Fields that employ mostly women often have less flexible sick leave
Women in women-led industries, like childcare and teaching, have access to sick leave but often face less flexibility in taking it. Often, teachers and childcare providers “save” sick days for future expected time off, like for childbirth, because while federal law requires many employers to hold a woman’s job and salary level for up to three months, it is not paid leave. Women in nursing, another woman-heavy field, are ostensibly told not to work when sick but are then subtly sent counter messages when they take time off. Medical offices and hospitals often present an individual’s leave from work as a hardship on the rest of the staff.

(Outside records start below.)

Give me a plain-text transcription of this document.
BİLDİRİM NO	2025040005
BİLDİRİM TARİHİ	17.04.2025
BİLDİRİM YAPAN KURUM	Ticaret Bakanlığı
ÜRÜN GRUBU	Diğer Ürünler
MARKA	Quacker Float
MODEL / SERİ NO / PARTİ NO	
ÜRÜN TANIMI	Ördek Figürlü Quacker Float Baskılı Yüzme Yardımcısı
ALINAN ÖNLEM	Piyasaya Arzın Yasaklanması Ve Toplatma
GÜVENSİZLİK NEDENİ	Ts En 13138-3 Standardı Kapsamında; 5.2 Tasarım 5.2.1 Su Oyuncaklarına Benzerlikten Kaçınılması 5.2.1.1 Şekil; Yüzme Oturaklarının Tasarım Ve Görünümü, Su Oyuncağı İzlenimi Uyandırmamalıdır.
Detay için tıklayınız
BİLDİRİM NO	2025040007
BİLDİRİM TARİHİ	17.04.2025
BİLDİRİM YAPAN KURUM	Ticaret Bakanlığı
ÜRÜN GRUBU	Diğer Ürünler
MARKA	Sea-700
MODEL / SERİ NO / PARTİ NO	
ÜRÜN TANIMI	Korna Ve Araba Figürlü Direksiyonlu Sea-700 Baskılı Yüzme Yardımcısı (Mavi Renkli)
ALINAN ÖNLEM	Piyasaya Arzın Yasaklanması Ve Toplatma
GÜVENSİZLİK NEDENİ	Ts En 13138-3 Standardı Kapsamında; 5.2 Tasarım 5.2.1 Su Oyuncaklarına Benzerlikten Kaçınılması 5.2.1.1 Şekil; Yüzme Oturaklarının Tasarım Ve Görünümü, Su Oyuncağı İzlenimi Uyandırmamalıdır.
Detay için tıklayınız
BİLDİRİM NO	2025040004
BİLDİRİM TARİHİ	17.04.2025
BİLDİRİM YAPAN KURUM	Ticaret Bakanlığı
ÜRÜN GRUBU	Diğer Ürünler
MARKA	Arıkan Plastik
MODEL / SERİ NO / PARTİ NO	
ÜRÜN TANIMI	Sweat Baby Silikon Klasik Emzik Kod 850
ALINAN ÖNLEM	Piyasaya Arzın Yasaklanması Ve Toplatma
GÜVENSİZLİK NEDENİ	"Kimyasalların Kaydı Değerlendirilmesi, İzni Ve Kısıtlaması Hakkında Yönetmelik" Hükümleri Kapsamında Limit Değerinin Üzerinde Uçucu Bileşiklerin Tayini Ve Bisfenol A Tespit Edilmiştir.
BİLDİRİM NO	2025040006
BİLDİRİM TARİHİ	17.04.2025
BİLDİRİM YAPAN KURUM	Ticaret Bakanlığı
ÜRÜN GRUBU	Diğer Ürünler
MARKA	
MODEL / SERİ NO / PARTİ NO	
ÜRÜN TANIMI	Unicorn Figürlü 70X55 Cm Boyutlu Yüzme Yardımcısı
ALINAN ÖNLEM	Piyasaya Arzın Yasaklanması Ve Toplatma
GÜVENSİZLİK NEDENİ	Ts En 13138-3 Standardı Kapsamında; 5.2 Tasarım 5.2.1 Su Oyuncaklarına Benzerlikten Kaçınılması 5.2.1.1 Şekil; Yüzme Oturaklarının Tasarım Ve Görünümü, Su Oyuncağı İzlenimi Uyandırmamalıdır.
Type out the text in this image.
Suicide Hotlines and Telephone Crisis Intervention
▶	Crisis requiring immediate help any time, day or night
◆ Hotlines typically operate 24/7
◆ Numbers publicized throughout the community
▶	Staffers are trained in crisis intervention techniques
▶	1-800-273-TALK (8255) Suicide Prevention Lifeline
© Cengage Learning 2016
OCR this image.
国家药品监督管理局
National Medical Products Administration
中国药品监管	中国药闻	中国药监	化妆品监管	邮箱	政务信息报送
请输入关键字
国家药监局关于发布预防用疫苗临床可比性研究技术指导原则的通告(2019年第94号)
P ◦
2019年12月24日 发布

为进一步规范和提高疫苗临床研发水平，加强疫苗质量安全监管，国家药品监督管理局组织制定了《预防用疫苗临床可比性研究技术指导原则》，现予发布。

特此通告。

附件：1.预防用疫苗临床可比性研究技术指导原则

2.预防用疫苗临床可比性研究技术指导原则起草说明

For these reasons, women are used to working while sick. But far from being a sign of bad judgment on the part of Hillary Clinton, working while sick is a response to a particular set of untenable restrictions and realities around work that affect women across America. The high school teacher who doesn’t want to fall behind on her grading, the retail clerk who fears she’ll lose her job if she takes off even one shift, the project manager who is trying to “lean in”—all are facing an unfair expectation around their attendance. It’s common for women to show up and try their best even when they’re not feeling 100 percent well.
It’s not news that Hillary Clinton attended an event with pneumonia. What’s news is that we do this to women every day and have convinced ourselves that it’s normal behavior.